NDP Leader Kate White said she appreciates the government's need to act quickly in a public health emergency. But she said the government shouldn't get a free pass on its response to COVID-19.
"It's not to say those aren't the right decisions, but there's no ability to ask how that decision was reached," White said. "And the one thing that we know in a functional government is it's the opposition's job to ask those questions."
Government too busy, premier says
The government does hold regular news conferences, with frequent cameos by cabinet ministers.
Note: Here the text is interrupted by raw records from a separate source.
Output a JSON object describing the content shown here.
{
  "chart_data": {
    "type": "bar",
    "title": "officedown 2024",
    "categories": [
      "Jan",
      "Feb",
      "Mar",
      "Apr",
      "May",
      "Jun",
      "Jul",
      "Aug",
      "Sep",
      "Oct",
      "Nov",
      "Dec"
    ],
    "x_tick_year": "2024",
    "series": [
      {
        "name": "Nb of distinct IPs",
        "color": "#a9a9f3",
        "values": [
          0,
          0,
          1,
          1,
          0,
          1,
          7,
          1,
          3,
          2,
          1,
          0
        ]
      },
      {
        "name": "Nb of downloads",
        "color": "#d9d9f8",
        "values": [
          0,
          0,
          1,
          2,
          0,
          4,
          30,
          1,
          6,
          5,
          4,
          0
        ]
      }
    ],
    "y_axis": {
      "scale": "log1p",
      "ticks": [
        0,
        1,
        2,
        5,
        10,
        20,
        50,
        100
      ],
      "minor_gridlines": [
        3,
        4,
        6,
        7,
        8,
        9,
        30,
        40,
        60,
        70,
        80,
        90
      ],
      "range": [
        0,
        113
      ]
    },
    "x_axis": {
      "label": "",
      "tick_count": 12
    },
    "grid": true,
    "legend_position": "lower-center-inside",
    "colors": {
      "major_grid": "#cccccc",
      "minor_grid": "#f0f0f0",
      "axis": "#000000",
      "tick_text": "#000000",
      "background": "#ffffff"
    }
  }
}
On Tuesday, Silver said no provincial or territorial legislatures are sitting right now (although Parliament has managed to sit with reduced numbers to ensure physical distancing).
Silver said the government has its hands full with managing the response to COVID-19.
"Our government is absolutely focused on how to manage through a national health crisis unlike anything we've ever seen before," he said.
Hassard and White both said opposition MLAs also need to be able to answer questions from their constituents about government relief programs and public health measures.
"We get told to go to yukon.ca and look under COVID," White said.
Hassard said the opposition usually gets weekly briefings from Chief Medical Officer of Health Brendan Hanley, but sometimes those briefings get cancelled.
"Obviously, Dr. Hanley is a busy guy, but there's some frustrations there," Hassard said. "Yesterday I got an email about an hour before the briefing was supposed to take place saying 'Sorry, you're not getting a briefing this week.'"
Opposition pushes for more budget debate
Meanwhile, the opposition parties are also pushing for a chance to review the budget, which passed in March after just three days of debate. That's because the assembly had to shut down over concerns about the coronavirus. The Yukon Party and NDP both obtained concessions from the government in exchange for expediting the budget through the house.
The Legislative Assembly's standing committee on public accounts has been summoned for a meeting May 6. As chair of that committee, Hassard can call the meeting.
But what remains unclear is whether the Liberals on the public accounts committee will go along with any work that looks into the budget. The six-person committee is equally weighted between opposition and government members, so the Liberals on that committee can vote to derail any committee work they, or the premier, don't like.
On Tuesday, Silver said the government "committed to creating an opportunity for future scrutiny of the budget," without giving details. Silver also said he couldn't predict what Liberal MLAs on the committee would do, even though he's their boss.
Further complicating matters is the fact that public accounts, like all of the assembly's standing committees, works in secret.
Geneviève Tellier, a professor of political studies at the University of Ottawa, said Yukon's secretive committee system is an outlier in Westminster-style parliamentary systems.
"It used to be common," she said. "But as the years pass the population expects more and the norm now is to have public hearings."
In a letter to all MLAs last week, Floyd McCormick, the former clerk of the legislature, suggested the public accounts committee has the authority to look into the budget, even though the committee typically examines government spending after the fact.
And, McCormick wrote, it could do that work in public.
In a letter to committee members obtained by CBC News, Hassard wrote that he has asked for McCormick's letter to be discussed at public accounts. Hassard also calls on the committee to develop a work plan, that observes physical distancing, until the Legislative Assembly resumes in October.